We have multiple criterion for stopping the algorithm given a tolerance $ε$ , while generating $p_{1}, \dots, p_{N}$ until one of the condition is met

\begin{aligned} | p_{N} - p_{N - 1} | & < ε \\ \frac{| p_{N} - p_{N - 1} |}{| p_{N} |} & < ε p_{N} \neq 0 \\ | f (p_{n}) | & < ε \end{aligned}

Each of this criterion for stopping can be problematic, since $f$ can be problematic. We can have that in certain cases $(p_{n})_{n \in N}$ is a pseudo Cauchy sequence, that diverges. We can have that $f (p)$ be really small while being nowhere near the actual $0$ . The second inequality is the best stopping criterion to apply because it comes closest to testing relative error.

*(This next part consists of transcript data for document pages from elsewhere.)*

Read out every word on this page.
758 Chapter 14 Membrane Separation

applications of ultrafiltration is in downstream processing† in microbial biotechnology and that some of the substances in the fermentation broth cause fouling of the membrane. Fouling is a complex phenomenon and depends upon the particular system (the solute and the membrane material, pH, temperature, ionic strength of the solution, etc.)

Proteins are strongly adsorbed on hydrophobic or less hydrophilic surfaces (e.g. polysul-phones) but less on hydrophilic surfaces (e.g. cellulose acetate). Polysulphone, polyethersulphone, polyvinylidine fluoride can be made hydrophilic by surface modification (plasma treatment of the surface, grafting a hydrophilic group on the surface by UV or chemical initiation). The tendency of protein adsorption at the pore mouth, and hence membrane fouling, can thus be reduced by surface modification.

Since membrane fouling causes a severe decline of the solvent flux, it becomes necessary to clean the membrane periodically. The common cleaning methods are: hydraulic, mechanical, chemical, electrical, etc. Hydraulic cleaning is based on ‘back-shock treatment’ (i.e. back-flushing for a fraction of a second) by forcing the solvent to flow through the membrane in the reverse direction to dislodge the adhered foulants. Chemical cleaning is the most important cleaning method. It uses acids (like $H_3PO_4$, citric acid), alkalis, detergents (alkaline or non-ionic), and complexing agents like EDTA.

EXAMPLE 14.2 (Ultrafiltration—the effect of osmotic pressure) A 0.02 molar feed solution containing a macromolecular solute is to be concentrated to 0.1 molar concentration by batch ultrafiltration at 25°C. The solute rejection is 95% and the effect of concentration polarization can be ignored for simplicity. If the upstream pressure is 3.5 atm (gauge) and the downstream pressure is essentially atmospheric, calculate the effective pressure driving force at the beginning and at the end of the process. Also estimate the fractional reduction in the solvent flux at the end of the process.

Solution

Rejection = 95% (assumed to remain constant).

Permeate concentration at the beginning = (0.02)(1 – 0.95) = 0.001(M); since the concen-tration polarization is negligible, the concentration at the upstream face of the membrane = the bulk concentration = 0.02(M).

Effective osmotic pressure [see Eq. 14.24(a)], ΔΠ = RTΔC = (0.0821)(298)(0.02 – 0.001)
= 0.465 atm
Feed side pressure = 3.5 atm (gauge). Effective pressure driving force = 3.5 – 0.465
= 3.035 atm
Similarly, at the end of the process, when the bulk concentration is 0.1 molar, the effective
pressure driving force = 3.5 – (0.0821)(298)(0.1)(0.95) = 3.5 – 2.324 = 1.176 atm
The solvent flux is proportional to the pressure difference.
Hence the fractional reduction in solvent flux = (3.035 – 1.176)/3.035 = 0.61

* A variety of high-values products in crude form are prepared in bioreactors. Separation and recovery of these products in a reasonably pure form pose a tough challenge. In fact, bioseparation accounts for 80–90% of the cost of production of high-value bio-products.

Th: Suppose that $f \in C [a, b]$ and $f (a) f (b) < 0$ . The Bisection method generates a sequence $(p_{n})_{n \in N}$ approximating a zero $p$ of $f$ with $$ |p_n - p| \le \frac{b-a}{2^n} $$
Meaning the sequence $p_{n} = p + O (2^{- n})$ . This is quite the loose bound for most cases, we can find a formula to find the least $n$ , such that given any tolerance $ε$ , we get that if$$ \log_2\left(\frac{b-a}{\varepsilon}\right) < n $$so the least $n$ that satisfies that if the ceiling of that, or the ceiling of that $+ 1$ . This allows us to have more of an idea of how many steps are necessary for the desired precision of the input. Meaning that $| p_{n} - p | < ε$ , we can still want that $| f (p_{n}) | < ε$ , and this is much harder to control without info of the function.